And while I've got the line, I've got you Simon, I'll try and close that in one go. The acquisition this morning, obviously accretive given the cost of debt. What can you talk about the yield sort of on the aggregate purchase on what you bought them on? Are you able to talk about
that? Sure. So Inverlok down in Victoria, which is 1 of the 2 or 3 sorry, it's the 2nd or 3rd largest Holiday Park in Victoria. The ongoing yields on that is around that 7 point percent and we see through the introduction of additional cabins plus introducing it into the Ingenia network and also looking to fill out the shoulder and the off peak period with introducing some OTAs, there's a great pathway to materially increase that yield over the next 2 to 3 years. Middle Rock, up on the New South Wales Mid North Coast, just north of our One Mile Beach Holiday Park, the yield on that is sort of in the 5% to 6% range.
That's a combination of firstly, it's a material part of the income comes from a land lease community, which is part of that acquisition. And secondly, we do think that, that Middle Rock Resort operates at a lot lower occupancy rate than our 2 holiday parks in the region being 1 Mile and Soldiers. So a lot lower rate, a lot lower occupancy and utilizing our platform that we've got up there. We do think we can materially grow the top line. So again, we would expect significant growth in that yield over the next 2 to 3 years.
Great, Simon. Thanks very much. And thanks for the Tourism Australia information. It's very, very helpful. Thank you.
Thanks, Sholto.
Thanks, Sholto. Okay. I guess we're on time now to wrap this session. I want to thank all of our panelists for joining us today. I thought it was a very, very informative session.

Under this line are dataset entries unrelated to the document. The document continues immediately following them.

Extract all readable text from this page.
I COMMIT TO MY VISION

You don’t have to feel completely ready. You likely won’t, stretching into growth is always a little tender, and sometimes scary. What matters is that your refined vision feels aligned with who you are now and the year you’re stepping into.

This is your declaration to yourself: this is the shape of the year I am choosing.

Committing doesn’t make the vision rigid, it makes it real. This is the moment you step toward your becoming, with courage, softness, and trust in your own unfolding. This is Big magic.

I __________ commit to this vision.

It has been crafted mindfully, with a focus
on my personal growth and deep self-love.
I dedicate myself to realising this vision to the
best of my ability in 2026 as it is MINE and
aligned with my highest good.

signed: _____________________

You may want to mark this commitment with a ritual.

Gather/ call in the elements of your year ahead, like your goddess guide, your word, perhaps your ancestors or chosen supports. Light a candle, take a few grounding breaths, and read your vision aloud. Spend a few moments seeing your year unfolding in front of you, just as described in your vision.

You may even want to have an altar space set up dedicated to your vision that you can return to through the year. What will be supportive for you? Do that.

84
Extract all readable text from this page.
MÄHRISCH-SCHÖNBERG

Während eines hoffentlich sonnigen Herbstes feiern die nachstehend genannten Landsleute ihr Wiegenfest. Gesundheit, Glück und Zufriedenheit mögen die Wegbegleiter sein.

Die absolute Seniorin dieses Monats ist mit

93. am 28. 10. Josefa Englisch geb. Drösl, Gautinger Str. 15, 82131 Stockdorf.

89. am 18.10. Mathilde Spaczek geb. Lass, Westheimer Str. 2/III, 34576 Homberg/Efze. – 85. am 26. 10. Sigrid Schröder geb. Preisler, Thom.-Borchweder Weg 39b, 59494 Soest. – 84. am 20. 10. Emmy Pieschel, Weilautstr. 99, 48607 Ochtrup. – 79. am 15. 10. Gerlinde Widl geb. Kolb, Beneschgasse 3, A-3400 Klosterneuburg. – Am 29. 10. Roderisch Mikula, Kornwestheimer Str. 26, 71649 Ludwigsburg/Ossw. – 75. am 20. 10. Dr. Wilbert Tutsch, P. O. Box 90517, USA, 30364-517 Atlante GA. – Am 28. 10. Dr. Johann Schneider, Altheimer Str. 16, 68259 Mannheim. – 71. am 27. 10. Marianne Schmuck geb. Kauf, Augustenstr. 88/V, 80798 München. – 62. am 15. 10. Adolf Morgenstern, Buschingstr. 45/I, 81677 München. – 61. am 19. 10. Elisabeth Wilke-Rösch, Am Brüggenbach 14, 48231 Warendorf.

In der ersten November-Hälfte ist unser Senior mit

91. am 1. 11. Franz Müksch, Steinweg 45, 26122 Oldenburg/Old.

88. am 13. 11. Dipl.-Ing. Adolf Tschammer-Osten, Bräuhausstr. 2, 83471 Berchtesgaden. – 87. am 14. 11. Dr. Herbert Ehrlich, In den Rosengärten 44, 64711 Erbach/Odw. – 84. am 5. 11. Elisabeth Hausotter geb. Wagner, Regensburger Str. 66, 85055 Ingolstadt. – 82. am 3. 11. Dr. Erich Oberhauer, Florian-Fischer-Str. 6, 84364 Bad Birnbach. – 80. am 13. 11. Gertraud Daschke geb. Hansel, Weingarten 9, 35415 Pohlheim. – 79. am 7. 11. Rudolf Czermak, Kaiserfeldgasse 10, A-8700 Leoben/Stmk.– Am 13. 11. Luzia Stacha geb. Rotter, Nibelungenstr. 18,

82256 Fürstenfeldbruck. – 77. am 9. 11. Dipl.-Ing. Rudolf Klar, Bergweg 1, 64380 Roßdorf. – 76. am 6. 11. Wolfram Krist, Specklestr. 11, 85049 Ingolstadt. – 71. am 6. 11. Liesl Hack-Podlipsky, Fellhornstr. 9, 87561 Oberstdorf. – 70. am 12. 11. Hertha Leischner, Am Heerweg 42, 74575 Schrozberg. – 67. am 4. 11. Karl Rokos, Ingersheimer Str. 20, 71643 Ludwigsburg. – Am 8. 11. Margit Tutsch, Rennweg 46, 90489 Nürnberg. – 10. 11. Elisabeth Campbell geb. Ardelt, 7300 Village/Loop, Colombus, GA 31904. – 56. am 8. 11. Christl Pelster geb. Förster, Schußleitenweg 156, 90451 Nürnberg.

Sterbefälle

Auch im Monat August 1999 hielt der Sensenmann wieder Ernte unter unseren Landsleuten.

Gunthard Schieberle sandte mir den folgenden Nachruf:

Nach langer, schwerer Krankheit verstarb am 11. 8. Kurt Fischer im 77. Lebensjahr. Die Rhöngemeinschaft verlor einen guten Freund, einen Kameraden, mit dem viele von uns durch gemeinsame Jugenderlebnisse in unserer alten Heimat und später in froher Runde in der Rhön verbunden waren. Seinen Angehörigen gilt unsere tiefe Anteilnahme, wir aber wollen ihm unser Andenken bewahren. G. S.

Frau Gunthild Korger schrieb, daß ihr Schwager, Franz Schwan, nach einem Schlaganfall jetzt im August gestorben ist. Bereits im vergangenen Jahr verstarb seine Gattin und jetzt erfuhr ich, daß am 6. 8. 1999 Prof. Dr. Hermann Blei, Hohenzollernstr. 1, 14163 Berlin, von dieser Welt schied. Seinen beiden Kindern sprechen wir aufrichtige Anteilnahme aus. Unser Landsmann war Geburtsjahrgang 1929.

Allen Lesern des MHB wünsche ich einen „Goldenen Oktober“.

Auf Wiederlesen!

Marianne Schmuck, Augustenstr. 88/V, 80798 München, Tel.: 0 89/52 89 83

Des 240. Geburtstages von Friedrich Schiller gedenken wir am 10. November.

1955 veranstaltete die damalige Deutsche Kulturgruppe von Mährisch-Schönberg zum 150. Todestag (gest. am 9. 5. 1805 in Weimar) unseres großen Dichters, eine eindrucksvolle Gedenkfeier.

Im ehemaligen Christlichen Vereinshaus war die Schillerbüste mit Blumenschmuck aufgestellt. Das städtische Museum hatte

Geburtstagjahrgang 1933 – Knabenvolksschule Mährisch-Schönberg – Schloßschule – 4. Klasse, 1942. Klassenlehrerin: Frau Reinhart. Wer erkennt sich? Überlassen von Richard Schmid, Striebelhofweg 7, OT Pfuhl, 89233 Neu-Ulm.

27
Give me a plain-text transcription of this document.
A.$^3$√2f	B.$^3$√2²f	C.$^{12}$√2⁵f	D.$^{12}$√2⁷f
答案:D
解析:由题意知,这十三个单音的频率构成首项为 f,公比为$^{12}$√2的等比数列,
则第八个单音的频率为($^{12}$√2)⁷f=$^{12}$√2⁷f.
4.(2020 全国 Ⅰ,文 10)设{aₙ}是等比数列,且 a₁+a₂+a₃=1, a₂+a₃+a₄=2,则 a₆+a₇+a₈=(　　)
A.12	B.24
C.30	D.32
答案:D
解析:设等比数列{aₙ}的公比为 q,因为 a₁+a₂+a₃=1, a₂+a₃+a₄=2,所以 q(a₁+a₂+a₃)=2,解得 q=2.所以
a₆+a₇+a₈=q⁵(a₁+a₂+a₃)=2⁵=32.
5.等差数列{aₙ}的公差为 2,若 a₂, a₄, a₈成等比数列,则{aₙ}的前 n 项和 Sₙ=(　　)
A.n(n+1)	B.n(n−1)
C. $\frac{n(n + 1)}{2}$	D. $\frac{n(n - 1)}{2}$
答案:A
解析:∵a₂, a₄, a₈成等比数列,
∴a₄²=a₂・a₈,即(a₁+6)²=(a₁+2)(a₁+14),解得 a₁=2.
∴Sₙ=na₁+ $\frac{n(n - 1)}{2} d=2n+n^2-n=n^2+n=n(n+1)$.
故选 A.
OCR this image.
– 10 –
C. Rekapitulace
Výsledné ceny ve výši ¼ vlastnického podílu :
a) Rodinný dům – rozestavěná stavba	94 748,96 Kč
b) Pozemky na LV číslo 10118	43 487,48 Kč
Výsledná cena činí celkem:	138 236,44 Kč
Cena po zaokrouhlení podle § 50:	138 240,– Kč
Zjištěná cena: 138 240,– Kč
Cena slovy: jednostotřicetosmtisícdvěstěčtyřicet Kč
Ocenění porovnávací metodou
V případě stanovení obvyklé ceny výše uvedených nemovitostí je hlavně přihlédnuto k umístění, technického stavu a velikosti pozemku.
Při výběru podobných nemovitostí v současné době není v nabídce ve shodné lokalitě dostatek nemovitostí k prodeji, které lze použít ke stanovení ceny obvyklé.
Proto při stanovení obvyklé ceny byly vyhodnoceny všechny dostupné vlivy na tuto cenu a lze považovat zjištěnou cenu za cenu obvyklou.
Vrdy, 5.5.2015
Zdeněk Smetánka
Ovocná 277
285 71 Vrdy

It was great to get an overview of what's going on. Thank you for all our participants on the line and for the questions as well. So handing over now to Natalie Kwok, who's going to be giving a case study on the Soldier's Point Holiday Park, I understand. So thank you again, everyone.
Thanks, Haendel. Good morning, everyone. My name is Natalie Kwok. I Head of Acquisitions at Ingenia. I've been with the company for 8 years, almost 9.
It's been quite a journey. Now before go through the case study on one of our holiday parks, I just want to briefly touch on valuation fundamentals for Holiday Parks and how we look at those when we consider acquisition opportunities. Like any other property class, when looking at valuation for Holiday Parks, it is really driven by the current and future cash flows from existing operations improvements that can be made to the park. And obviously, we look at cap rate as well. With cap rates, we have seen cap rate compression over the last few years.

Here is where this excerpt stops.